Initially you may push back against this process, but after a time, most of the time, you will shrug, unable to do anything else and carry on to worry about the mess you’re making later, and soon lose yourself in being present with the work.

Which is exactly the point.

Set a Timer:

The other component that’s necessary to your entering this creative flow state is that you set a timer. By doing this, again, you’re releasing yourself to the writing so you don’t have to worry about managing your conscious self or the world around.

Set the timer, lean back, and let your fingers go. Many writers cultivate this stage and consider themselves mere “typists.” So released from having to be “on,” you can enjoy the freedom that comes from going with the flow.

2. The Most Dangerous Writing App

I wrote about this hardball app some months ago for One Lit Place as an incredible way to force yourself into this state if you can’t help but peek under the dishtowel or cheat in some way. This app forces you to type through everything: your mental and physical discomfort, the ringing phone or doorbell, and any thoughts that might snatch you away from the writing.

Once you set the timer on the website and begin to type, you have to keep typing, or the program deletes everything you’ve written. And it’s very mean; you only get a couple of seconds- hardly long enough to scratch an itch- before all those glorious thoughts are gone forever.
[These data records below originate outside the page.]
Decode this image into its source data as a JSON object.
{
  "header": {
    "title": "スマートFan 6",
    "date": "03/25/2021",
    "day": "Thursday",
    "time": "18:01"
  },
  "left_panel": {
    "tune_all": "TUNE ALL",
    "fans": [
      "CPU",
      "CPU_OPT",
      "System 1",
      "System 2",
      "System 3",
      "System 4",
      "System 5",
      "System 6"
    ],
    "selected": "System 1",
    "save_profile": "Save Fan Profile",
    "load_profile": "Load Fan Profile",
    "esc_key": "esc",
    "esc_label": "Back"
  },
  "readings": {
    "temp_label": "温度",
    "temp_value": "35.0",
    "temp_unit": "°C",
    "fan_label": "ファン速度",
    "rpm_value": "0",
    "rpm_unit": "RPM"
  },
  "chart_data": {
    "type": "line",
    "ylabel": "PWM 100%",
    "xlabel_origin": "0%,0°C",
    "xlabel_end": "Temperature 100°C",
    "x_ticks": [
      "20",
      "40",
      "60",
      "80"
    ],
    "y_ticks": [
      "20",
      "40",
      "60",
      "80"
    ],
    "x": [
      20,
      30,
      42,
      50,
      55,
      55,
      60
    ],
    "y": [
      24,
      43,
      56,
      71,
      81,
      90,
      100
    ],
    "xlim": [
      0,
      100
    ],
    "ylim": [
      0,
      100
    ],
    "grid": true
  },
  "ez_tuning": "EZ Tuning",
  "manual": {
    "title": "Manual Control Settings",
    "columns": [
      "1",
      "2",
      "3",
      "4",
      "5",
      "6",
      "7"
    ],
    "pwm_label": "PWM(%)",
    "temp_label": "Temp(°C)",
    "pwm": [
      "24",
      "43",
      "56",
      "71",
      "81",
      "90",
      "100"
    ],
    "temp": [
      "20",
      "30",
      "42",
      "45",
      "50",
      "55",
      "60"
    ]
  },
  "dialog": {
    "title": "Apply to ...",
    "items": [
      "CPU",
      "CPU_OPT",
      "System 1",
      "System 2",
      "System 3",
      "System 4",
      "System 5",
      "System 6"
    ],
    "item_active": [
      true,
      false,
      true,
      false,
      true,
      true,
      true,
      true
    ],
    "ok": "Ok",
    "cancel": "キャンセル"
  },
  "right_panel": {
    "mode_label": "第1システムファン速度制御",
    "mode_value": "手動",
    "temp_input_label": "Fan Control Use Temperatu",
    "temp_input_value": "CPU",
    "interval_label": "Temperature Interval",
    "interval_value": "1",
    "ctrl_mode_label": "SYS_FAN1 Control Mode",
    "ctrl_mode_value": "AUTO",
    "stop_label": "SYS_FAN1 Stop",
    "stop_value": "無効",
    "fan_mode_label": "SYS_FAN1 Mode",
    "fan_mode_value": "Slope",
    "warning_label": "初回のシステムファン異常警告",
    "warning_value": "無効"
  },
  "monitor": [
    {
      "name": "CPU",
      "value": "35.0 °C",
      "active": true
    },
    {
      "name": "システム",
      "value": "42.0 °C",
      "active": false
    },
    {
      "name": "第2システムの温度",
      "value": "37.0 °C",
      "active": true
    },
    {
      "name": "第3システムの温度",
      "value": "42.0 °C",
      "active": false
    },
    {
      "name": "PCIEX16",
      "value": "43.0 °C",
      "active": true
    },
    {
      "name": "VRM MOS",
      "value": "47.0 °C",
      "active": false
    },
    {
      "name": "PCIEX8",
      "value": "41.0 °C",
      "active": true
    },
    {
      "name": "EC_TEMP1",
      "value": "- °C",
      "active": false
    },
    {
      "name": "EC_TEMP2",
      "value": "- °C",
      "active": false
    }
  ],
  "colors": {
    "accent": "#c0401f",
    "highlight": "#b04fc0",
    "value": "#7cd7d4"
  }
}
You want to ensure you don’t pause to consider anything? The Most Dangerous Writing App is your best bet.

Hourglass on book at One Lit Place
3. Dictation

My friend and client Lianne Kim, a business coach, used to do this technique for her weekly blogs before she moved onto podcasts: she would take a walk and dictate her blogs into her phone. When she finished her walk and talk, she would mail herself the files, send them to me for editing, and not look back.

If you’re able to talk into your phone (and while doing something else, so much the better- not because multi-tasking is effective (as we all know, it’s not), but if you can remove the focus of listening to yourself, you are in effect putting a dishtowel over your ears and allowing your first thoughts to pour forth into your phone).

I have tried this method myself and have found it a remarkable way to jump start the writing process. There’s no pressure- you can’t see what you’ve said a few seconds before, so you have to keep going- and also there’s no burden to it as you know a) not every every word will be gold (it won’t), or that you have to keep the words once you can see them on the page (out they go!).

This method is great because it:

  • a) allows you to take a break from typing
  • b) gives you a chance to access the part of the brain that handles the verbal center
  • c) once you email the file, you then have a ton of material to work with that arrived painlessly (You don’t even have to listen to your recorded voice afterwards, which if you’re one of those types who thinks your voice sounds weird on recordings is awesome!)

Why Wait? Give 1 of the 3 Strategies a Spin!

I highly recommend you try one of these 3 of the best strategies for accessing those first thoughts and giving yourself the opportunity to enter into that delicious meditative flow state- where the energetic thoughts live- right away. What’s 10 minutes if it means you’re going to generate enough great material to begin the next blog, story, essay, or more?

Then, after you do, please comment below to let us know how it went!

If you’re still stuck after using one of these 3 strategies, please be in touch- we’re here to help you write, any time.

3 Responses

    1. Thanks, Le Ching! I love that you’ve tried the timer, and when you do get to the Most Dangerous App, you may find (as I have) that you become less invested in your words as in feeling each one matters and ought to be kept and cherished; what I’ve loved about using that app is the idea that there are always more, and they get better the more I generate, and when they disappear (and oh, they do on the longer stints!) it’s OK. With some loss there is gain in this case. Thanks for writing and good luck!